Ultra-diffuse Galaxy Analogues in the Subaru Hyper-Suprime Cam Wide-field Clusters
N. A. Makda, S. L. Blyth, R. E. Skelton
TL;DR
We study ultra-diffuse galaxy analogues (NUDGEs) in a large sample of clusters using Subaru HSC-SSP imaging to quantify their abundances and properties as a function of environment. A uniform detection, modeling, and completeness-corrected pipeline (SExtractor/Galfit with background annuli) yields 5057 NUDGEs in 51 clusters (0.08<z<0.15; M200 ≈ 0.95–8.34×10^14 M⊙).
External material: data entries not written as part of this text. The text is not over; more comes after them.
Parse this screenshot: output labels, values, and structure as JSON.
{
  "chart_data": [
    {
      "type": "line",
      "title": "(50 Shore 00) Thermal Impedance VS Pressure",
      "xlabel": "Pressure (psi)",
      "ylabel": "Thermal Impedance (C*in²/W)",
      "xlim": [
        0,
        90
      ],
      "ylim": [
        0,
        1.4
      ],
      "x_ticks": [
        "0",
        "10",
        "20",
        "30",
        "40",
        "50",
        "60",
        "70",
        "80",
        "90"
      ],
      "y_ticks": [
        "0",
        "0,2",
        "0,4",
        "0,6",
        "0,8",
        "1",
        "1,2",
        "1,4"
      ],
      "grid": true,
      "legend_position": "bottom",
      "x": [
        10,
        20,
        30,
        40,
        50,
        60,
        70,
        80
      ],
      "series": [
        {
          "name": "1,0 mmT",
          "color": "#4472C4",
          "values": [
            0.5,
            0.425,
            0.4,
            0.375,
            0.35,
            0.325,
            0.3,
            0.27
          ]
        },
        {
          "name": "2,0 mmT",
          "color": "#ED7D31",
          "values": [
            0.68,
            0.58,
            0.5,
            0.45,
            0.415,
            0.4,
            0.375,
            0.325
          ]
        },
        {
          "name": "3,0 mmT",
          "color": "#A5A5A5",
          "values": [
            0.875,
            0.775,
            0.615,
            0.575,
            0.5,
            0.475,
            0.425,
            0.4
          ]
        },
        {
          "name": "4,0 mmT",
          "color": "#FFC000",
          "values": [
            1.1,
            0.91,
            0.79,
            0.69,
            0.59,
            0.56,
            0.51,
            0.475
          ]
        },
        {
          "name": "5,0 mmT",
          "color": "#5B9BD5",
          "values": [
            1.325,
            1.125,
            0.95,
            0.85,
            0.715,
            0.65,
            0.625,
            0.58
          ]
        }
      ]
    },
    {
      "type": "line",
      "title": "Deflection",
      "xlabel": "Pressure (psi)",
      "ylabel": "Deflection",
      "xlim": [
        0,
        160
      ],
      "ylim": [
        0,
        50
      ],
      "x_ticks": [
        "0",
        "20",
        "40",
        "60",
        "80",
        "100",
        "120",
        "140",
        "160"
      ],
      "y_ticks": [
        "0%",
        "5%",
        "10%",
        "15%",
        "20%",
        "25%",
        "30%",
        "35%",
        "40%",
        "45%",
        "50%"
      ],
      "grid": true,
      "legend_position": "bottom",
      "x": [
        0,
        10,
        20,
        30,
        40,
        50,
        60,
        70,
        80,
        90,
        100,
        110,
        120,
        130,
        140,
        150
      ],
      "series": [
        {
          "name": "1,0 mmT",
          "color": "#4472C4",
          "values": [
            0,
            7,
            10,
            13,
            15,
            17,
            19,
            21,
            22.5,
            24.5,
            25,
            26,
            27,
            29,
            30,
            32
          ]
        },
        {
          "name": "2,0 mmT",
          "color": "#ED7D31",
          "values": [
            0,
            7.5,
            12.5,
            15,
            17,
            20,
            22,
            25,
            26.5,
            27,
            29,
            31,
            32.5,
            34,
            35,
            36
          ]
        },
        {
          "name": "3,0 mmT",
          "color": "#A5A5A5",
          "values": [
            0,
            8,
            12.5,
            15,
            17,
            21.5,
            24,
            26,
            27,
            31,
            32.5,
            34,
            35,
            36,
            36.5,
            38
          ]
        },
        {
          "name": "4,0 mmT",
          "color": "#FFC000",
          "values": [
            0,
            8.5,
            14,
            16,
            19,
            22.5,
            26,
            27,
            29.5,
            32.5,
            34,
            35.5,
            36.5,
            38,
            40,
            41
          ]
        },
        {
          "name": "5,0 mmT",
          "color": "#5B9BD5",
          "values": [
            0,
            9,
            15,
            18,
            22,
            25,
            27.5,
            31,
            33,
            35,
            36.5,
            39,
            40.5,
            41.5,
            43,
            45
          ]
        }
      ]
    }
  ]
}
The NUDGE population shares properties with known UDGs (mean re ≈ 2.7 kpc; ⟨μe(g)⟩ ≈ 25.1 mag/arcsec^2; ⟨(g−r)0⟩ ≈ 0.60) and shows a shallow radial density profile, with red NUDGEs more centrally concentrated. The abundance scales with cluster mass as a power law, $N ∝ M_{200}^{0.78±0.28}$, and the size/density distributions are consistent with both internal (high-spin dwarfs) and external (tidal stripping in clusters) formation channels, including cored dark matter halos, underscoring the environmental role in UDG formation while leaving the dominant mechanism open to multiple pathways.
Abstract
We perform a systematic statistical study of ultra-diffuse galaxy analogues (NUDGEs) in a large sample of galaxy clusters to investigate their properties with respect to the host clusters. We used data from the Hyper Suprime-Cam Subaru Strategic Program wide field survey and find a total of 5057 NUDGEs exceeding the background counts in 51 out of 66 galaxy clusters. The clusters span the redshift range 0.08$\,<\,$z$\,<\,$0.15 and they have a mass range of $0.95\times10^{14}\,\text{M}_\odot - 8.34\times10^{14}\,\text{M}_\odot$. The properties of these NUDGEs are found to be similar to UDGs studied in previous works and reaffirm that they are an extension of a continuous galaxy distribution. The number of NUDGEs as a function of cluster halo mass for our sample follows the power law: $N\propto M_{200}^{0.78\pm\,0.28} $. This fit is consistent with previous UDG studies and, together with our NUDGE sizes distributions, matches well with the simulations of UDGs in cored dark matter haloes formed by tidal stripping. The NUDGE density distribution with respect to clustercentric radius of our sample is flatter than previous UDG studies, although the red NUDGEs in this sample show a statistically significant decrease in density with respect to clustercentric radius, indicating that red UDGs may be more affected by their environment than blue UDGs.